Elle forme un cercle fermé entre le pouce et l’index et je plonge la main dans mon kimono, près de ma dague pour sortir une liasse de billets fatigués, que je dépose à côté du lit, repliés. Maintenant, j’ai intérêt à ne pas me laisser déconcentrer… c’est un exercice difficile mais ce n’est pas la première fois que je m’y livre.

La prostituée touche les pans de mon kimono, ma ceinture, la défait, puis glisse les doigts sous le tissu, lentement. Elle a les mains froides et je suis pris d’un frisson irrépressible lorsqu’elle laisse glisser ses doigts le long de mon ventre.

“Hmmm tu as du muscle. Tu n’es peut-être pas de si bonne famille que ça…”

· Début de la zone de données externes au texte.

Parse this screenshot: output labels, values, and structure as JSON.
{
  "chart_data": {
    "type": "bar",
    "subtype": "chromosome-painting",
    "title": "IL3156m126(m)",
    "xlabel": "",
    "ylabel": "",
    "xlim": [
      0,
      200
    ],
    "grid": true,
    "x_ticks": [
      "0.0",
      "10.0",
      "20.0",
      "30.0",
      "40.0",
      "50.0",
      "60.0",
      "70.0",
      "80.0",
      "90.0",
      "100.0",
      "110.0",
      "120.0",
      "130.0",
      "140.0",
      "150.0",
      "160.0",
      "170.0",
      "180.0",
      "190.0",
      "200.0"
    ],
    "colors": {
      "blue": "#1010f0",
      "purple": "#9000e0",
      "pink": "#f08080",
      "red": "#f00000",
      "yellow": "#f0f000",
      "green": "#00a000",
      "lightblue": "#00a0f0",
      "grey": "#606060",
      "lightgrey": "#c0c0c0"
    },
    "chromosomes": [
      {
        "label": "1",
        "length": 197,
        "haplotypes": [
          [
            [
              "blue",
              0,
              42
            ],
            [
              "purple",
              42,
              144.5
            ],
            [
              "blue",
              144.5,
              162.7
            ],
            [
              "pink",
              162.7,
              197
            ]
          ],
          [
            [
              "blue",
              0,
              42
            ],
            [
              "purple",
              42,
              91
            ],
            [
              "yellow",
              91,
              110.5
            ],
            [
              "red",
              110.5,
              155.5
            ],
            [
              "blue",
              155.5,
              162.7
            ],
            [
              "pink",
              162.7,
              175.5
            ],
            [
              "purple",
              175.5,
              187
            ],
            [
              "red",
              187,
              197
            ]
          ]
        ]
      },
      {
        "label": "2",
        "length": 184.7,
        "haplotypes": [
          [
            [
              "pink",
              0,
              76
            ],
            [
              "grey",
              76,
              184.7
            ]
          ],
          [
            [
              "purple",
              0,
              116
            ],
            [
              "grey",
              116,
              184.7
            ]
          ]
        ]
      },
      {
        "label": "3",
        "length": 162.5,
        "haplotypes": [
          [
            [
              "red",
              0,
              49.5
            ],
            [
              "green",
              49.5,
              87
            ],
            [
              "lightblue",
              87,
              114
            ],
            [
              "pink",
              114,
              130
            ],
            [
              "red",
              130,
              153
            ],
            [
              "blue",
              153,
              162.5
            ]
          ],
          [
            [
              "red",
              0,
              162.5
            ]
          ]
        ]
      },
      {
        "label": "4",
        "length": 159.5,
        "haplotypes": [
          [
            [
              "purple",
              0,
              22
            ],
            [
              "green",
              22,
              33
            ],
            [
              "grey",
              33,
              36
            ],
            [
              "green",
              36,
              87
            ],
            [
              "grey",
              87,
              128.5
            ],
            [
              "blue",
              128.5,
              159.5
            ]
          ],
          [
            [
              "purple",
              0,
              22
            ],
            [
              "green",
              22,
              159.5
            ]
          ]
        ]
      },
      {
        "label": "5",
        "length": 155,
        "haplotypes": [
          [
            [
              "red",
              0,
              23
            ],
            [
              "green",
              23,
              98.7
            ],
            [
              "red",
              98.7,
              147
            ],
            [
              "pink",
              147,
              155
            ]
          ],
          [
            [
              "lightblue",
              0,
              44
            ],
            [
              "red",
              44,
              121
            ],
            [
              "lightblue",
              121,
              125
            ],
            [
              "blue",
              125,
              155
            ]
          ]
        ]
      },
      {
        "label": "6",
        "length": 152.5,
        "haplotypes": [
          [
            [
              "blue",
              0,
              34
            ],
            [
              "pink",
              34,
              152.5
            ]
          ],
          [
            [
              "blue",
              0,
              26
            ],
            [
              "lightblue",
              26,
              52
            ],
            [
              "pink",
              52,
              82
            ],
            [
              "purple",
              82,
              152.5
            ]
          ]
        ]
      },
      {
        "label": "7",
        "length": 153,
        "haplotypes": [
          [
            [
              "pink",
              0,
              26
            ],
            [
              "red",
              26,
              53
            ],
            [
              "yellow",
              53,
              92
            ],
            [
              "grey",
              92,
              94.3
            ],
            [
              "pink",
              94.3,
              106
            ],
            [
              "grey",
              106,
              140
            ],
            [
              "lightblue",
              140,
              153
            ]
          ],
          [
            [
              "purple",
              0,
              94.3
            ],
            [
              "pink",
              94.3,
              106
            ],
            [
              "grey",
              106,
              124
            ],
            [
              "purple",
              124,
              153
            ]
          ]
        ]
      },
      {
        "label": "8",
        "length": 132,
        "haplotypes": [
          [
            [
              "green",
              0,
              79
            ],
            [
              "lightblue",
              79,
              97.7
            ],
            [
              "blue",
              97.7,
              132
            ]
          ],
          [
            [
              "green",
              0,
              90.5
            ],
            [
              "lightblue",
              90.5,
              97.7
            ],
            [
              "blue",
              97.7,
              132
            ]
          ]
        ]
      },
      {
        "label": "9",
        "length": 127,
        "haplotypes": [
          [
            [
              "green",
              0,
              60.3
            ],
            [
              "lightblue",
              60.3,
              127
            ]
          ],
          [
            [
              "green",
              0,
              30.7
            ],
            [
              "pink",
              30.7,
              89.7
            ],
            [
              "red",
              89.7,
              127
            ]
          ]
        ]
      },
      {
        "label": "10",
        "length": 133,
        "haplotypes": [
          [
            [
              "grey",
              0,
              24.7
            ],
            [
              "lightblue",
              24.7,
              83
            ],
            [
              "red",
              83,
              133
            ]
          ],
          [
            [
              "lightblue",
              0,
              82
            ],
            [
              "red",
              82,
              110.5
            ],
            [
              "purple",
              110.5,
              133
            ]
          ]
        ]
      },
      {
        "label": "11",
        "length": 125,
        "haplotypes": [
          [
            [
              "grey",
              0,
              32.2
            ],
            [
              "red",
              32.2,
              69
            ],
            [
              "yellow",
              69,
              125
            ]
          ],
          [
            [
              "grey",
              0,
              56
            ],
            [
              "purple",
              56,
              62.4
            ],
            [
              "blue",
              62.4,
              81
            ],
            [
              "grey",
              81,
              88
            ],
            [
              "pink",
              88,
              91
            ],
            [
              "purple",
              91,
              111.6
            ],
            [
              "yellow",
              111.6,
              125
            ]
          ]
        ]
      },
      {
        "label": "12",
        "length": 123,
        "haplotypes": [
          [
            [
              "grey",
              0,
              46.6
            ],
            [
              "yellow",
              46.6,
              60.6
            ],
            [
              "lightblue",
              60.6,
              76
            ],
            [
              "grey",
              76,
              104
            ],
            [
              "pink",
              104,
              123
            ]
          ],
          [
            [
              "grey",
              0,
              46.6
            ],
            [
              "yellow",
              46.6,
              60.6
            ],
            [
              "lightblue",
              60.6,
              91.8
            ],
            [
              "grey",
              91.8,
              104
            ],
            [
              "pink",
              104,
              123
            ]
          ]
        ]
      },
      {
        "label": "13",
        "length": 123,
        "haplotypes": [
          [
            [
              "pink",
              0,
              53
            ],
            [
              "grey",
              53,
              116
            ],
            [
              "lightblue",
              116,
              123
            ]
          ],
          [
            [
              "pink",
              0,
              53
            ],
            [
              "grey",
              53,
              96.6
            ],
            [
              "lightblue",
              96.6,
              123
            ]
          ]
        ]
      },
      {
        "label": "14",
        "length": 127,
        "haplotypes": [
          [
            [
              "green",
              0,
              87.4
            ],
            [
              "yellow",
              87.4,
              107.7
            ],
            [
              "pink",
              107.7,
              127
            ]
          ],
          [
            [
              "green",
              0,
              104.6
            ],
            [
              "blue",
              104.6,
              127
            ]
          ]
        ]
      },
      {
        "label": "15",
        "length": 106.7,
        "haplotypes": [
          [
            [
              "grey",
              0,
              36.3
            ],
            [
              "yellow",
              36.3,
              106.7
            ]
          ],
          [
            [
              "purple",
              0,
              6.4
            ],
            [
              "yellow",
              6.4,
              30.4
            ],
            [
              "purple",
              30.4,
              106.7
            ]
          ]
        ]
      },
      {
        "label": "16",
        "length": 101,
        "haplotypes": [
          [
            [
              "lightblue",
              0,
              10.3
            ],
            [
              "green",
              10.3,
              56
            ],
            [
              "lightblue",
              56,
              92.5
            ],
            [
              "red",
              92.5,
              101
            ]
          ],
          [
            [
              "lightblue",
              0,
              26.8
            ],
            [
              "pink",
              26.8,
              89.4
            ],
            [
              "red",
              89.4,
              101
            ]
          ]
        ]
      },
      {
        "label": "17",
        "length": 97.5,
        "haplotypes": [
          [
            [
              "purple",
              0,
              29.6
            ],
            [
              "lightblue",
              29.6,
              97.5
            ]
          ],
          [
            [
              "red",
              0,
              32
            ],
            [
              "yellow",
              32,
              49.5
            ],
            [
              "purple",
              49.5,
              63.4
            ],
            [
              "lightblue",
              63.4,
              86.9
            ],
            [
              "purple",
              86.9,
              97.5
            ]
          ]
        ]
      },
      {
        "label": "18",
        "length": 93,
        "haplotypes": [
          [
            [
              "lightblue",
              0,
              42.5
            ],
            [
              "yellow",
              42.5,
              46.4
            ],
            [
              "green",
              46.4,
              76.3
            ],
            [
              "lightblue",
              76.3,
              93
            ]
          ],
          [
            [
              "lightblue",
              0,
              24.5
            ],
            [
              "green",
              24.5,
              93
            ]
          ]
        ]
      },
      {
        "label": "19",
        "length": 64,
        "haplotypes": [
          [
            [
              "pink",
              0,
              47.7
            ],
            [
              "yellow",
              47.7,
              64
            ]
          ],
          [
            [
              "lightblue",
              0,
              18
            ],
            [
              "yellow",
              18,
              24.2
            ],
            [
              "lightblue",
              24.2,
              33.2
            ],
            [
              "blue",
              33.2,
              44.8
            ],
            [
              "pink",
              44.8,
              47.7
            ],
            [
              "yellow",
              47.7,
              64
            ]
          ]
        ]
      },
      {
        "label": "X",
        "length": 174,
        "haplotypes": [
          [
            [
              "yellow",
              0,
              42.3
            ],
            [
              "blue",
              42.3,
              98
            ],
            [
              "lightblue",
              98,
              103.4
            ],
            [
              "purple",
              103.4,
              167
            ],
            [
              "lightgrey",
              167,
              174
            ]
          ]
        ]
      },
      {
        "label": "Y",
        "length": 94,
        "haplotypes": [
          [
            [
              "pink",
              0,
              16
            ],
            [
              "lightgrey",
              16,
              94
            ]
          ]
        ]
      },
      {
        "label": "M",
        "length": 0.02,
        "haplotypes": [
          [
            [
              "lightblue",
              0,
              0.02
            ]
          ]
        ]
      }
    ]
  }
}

Son souffle me fait courir un nouveau frisson et le picotement s’intensifie, presque jusqu’à la douleur. J’avale une goulée d’air brûlant, étouffant et entends, sous le bruit sourd de mon cœur, le sifflement léger de la bouilloire. Mon regard dévie sur les shōji tirés, scrute les ombres qui s’agitent derrière. Un couple passe, sans s’arrêter…

“Tu rêves ?”

Le sourire de ma gagneuse est écarlate dans son visage pâle, sa bouche a quelque chose de presque sanglant, fascinante.

“Tu es tendu ? C’est la première fois ?”

Elle m’embrasse. Sa bouche a le goût de rien, ni celle du maquillage, ni celle du thé… Je serre lentement le poing et m’oblige à répondre. Et, alors qu’elle me pousse sur le futon, je perçois, du coin de l’œil, un autre mouvement devant les shōji, une petite silhouette, recroquevillée, qui tend le bras et les entrouvre à peine, de l’épaisseur d’un cheveu. Ou d’une pupille.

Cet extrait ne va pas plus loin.